RAM Ratings analyses risks for sukuk ijarah at Ampang Point Shopping Centre

RAM Ratings has reaffirmed the ratings of Purple Boulevard’s RM250 million sukuk under its RM450 million asset-backed Sukuk Ijarah Programme. The issuer is a special-purpose vehicle sponsored by Nadin Holdings and Nadin Management to undertake the securitisation of Ampang Point Shopping Centre in Malaysia.

There are five classes of sukuk under the programme with different ratings and expected maturity dates, with the earliest being 13 November 2020.

RAM Ratings says the reaffirmation of the ratings of the Class A, Class B and Class C Sukuk Ijarah - AAA/Stable, AA3/Stable and A3/Stable respectively - is premised on our expectation that Ampang Point’s performance will remain supportive of our assumed annual sustainable net property income (NPI) and also the assessed capital value of RM221.1 million. The reaffirmation of the Class D Sukuk Ijarah rating (AAA[fg]/Stable) reflects the credit standing of its guarantor, Danajamin Nasional, the rating of which was reaffirmed at AAA/Stable on 23 August 2017, RAM Ratings added.

In fiscal 2016, Ampang Point recorded positive rental reversion as a result of the commencement of leases and revised rental rates of a related-party tenant, RAM Ratings observes. However, the property’s average rental rate (ARR) fell in the first seven months of FY17, mainly because some tenancy agreements were renewed at lower rental rates during the period. This downside risk is mitigated however by the turnover rent component. Correspondingly, NPI fell 1.9% to RM22.85 million (annualised), from RM23.29 million in fiscal 2016 – above the assumed annual sustainable NPI of RM20.00 million. Despite this, Ampang Point’s average occupancy rate (AOR) remained stable at 95%-96%. 

"We note that rental reduction is part of the management’s tenant-retention strategy amid the challenging business environment. As such, we envisage its top-line growth to be constrained in the near to medium term, along with some margin compression," RAM Ratings said. 

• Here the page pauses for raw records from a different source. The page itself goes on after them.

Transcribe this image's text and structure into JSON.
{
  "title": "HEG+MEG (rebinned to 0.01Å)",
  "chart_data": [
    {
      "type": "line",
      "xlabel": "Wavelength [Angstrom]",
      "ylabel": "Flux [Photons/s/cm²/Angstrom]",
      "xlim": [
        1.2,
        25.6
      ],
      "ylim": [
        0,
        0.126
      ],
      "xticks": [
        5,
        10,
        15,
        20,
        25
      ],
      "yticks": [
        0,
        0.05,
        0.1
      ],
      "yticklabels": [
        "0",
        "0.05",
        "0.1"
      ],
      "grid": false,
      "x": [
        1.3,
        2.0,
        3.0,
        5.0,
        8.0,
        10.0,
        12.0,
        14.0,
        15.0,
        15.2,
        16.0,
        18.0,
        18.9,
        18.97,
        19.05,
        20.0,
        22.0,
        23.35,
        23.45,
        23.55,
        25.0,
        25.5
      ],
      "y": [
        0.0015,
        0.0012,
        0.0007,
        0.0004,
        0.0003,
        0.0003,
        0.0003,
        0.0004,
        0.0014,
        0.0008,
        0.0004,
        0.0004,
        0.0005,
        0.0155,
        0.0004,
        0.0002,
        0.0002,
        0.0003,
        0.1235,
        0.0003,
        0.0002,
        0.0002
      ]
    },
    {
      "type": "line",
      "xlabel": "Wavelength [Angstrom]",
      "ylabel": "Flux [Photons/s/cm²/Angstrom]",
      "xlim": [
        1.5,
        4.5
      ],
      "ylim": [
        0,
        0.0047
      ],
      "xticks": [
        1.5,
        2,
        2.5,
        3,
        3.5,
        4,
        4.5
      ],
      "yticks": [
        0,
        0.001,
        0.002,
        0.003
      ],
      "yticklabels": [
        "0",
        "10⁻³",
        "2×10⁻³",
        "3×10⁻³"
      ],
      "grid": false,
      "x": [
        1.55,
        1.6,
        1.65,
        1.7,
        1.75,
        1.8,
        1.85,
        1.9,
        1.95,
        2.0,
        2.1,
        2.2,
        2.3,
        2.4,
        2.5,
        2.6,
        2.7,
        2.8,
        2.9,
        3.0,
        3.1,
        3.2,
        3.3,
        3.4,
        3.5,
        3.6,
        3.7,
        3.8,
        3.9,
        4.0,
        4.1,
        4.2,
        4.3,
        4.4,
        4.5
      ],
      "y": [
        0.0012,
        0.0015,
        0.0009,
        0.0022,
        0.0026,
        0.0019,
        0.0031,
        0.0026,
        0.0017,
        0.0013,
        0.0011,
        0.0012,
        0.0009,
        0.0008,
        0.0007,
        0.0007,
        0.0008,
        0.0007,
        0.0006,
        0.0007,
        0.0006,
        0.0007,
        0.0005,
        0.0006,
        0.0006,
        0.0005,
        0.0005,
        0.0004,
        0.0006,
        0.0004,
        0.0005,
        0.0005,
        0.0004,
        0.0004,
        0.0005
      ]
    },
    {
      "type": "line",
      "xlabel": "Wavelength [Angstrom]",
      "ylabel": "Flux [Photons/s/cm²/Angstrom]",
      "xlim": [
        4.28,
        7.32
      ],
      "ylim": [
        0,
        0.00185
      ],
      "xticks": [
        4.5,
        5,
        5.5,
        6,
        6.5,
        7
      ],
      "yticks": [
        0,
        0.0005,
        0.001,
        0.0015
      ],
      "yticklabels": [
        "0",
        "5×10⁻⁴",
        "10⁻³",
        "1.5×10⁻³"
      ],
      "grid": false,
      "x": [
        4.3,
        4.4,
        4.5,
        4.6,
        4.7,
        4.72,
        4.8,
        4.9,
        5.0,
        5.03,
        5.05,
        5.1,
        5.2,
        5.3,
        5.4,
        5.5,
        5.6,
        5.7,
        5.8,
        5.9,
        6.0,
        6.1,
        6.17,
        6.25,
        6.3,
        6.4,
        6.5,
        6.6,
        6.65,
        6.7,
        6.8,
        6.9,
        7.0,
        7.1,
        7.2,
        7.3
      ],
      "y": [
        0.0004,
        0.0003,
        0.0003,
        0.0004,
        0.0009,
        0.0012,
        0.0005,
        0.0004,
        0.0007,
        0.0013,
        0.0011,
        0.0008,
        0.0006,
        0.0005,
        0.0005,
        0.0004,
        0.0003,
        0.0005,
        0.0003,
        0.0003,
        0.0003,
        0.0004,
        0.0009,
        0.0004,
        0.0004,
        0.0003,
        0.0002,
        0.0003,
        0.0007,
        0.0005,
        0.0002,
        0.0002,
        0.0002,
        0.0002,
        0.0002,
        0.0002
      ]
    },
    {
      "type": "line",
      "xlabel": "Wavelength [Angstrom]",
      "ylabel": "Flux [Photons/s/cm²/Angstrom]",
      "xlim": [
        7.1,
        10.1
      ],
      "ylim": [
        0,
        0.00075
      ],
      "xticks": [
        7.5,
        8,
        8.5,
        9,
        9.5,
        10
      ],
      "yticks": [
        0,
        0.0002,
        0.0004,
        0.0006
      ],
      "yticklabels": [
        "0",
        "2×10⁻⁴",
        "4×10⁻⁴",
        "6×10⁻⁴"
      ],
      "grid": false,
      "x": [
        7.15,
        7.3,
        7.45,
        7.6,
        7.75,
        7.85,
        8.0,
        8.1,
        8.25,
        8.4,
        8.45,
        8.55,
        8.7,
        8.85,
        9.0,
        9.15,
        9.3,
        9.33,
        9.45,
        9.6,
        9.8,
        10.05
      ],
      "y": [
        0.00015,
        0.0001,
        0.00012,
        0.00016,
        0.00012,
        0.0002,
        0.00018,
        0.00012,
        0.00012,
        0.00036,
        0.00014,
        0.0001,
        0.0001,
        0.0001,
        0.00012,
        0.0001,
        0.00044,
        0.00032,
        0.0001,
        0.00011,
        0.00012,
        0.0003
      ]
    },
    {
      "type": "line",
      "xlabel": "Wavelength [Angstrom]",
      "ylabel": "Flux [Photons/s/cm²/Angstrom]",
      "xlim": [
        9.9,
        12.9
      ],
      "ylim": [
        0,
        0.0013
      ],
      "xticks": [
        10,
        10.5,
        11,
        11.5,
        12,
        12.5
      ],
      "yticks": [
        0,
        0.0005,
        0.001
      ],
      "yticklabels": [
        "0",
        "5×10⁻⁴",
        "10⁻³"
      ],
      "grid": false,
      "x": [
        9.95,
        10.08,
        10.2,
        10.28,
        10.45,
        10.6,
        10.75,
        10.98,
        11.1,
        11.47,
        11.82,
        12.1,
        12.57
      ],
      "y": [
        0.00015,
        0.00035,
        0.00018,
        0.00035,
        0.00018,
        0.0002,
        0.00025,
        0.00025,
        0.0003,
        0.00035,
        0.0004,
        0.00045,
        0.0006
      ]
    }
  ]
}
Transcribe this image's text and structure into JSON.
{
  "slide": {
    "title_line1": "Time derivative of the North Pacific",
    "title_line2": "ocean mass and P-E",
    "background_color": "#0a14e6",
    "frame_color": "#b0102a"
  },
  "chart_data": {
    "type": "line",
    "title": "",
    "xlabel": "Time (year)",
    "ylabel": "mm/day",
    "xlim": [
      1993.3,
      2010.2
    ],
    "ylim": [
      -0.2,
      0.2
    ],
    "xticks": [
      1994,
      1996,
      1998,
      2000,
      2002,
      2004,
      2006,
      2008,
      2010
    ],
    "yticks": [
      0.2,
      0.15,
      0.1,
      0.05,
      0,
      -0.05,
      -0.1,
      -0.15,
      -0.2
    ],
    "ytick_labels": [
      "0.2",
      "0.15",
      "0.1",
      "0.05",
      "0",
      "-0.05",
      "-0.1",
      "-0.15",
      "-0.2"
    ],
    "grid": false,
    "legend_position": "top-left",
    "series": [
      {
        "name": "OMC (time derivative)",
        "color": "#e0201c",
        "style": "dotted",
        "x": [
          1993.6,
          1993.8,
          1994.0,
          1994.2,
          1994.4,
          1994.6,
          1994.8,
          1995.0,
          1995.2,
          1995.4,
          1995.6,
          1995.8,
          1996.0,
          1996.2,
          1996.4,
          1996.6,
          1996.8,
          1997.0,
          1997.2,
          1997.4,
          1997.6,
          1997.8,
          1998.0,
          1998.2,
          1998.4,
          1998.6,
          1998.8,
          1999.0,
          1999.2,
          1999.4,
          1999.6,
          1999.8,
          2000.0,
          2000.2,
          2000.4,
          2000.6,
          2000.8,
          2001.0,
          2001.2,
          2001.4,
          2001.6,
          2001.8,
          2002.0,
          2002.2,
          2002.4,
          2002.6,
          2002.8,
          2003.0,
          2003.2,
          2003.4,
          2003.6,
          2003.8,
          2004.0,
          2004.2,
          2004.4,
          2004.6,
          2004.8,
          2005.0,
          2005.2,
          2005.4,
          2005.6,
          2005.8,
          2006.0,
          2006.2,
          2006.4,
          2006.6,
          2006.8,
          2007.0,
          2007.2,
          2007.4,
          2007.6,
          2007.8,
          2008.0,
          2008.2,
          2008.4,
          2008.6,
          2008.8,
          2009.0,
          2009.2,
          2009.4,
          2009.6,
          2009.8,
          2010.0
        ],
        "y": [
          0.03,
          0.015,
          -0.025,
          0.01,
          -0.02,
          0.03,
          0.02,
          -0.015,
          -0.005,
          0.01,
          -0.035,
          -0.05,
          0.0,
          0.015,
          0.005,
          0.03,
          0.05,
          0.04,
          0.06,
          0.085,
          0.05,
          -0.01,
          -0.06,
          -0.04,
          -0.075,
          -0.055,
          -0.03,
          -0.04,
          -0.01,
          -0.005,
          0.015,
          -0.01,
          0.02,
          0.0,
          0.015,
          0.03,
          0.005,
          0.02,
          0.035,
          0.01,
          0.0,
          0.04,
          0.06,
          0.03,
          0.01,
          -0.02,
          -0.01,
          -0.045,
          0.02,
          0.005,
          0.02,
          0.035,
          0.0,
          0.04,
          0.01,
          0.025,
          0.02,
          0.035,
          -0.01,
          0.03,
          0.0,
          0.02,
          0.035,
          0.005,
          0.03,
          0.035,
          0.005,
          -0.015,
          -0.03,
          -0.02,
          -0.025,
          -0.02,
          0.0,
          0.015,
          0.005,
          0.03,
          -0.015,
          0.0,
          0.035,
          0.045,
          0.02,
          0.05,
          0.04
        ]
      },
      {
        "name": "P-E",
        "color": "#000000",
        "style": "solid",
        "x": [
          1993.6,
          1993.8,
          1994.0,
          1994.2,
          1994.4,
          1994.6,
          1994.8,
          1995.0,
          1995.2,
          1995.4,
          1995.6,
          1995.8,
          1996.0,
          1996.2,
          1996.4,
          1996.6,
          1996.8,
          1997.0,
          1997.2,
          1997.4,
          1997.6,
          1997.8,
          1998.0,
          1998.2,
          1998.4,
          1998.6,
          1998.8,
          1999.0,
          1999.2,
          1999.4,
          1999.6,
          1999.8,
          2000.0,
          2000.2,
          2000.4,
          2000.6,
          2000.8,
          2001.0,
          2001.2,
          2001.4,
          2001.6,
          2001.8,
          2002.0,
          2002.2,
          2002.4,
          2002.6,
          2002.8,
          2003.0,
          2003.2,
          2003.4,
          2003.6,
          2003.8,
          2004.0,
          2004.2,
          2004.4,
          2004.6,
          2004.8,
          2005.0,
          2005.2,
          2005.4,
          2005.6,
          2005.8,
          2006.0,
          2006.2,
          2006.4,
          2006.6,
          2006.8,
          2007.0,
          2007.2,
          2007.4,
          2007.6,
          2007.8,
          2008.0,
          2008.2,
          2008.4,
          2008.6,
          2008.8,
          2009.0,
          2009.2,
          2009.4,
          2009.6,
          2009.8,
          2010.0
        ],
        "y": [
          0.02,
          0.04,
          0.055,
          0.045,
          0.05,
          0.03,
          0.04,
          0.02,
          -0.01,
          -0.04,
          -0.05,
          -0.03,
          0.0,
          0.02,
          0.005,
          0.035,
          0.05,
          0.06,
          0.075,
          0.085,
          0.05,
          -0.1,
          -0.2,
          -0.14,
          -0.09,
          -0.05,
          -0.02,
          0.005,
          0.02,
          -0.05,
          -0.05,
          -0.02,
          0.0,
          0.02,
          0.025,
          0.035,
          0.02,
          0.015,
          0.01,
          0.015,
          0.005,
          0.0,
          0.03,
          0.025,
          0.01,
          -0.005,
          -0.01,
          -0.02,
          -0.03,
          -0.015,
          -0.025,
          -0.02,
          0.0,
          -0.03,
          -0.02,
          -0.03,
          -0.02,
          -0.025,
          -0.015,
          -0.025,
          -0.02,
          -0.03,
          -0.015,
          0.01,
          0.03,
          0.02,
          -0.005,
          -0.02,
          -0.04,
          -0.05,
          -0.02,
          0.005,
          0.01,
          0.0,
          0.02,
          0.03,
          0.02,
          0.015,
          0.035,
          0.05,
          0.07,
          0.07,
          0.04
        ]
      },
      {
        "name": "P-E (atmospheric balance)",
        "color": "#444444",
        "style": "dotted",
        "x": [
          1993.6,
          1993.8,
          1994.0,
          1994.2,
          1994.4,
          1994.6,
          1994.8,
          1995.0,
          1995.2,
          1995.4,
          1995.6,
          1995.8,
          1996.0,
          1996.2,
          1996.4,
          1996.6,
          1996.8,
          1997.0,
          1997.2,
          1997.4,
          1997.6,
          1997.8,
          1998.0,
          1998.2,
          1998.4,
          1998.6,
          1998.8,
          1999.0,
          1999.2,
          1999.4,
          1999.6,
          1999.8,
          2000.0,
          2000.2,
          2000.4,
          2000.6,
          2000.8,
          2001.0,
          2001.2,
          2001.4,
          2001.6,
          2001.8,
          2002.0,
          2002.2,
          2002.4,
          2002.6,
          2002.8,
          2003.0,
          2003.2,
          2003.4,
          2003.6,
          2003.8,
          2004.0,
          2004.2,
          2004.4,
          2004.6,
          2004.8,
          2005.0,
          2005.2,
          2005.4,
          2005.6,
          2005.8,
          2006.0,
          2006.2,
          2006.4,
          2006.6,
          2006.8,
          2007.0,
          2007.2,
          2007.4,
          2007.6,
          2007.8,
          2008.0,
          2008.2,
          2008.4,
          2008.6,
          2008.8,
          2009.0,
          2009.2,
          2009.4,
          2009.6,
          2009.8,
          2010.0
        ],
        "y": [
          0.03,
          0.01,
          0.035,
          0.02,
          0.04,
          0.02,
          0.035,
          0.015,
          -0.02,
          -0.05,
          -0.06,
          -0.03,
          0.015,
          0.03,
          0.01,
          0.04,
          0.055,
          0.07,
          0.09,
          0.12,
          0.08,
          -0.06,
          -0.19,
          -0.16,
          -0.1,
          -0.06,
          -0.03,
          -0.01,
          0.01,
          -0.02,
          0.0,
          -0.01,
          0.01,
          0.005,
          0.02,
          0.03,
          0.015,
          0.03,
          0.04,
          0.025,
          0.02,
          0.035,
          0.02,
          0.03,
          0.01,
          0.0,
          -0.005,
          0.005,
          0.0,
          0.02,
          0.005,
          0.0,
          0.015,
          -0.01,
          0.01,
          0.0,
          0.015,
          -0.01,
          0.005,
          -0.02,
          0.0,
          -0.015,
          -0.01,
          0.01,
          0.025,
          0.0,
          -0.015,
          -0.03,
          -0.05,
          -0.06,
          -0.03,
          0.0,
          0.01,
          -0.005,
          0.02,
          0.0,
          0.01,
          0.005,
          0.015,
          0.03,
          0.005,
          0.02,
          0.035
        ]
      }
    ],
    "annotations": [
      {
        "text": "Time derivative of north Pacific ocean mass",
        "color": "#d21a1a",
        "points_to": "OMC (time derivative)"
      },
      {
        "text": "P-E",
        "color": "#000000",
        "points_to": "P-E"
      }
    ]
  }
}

The consultancy also noted that Ampang Point's management is continually striving to create additional lettable space and enhance the property’s tenant mix to drive footfall. "These efforts, if they materialise, may provide upside to the property’s cashflow. Nonetheless, our assessment does not accord any benefit to these considerations as such plans remain fluid at this juncture," the consultancy said.

RAM Ratings also brought up the risk of tenant concentration as the top five tenants account for 45.5% of the property's total net lettable area and 19.7% of its monthly gross rental income as at end-July 2017. Furthermore, almost half of the tenancies will expire in 2018. "That said, we expect minimal non-renewal risk from its top anchor tenants as one of them is a related party while two have been tenants since Ampang Point’s inception; the other two anchor tenants are only in their second rental cycles," RAM Ratings said.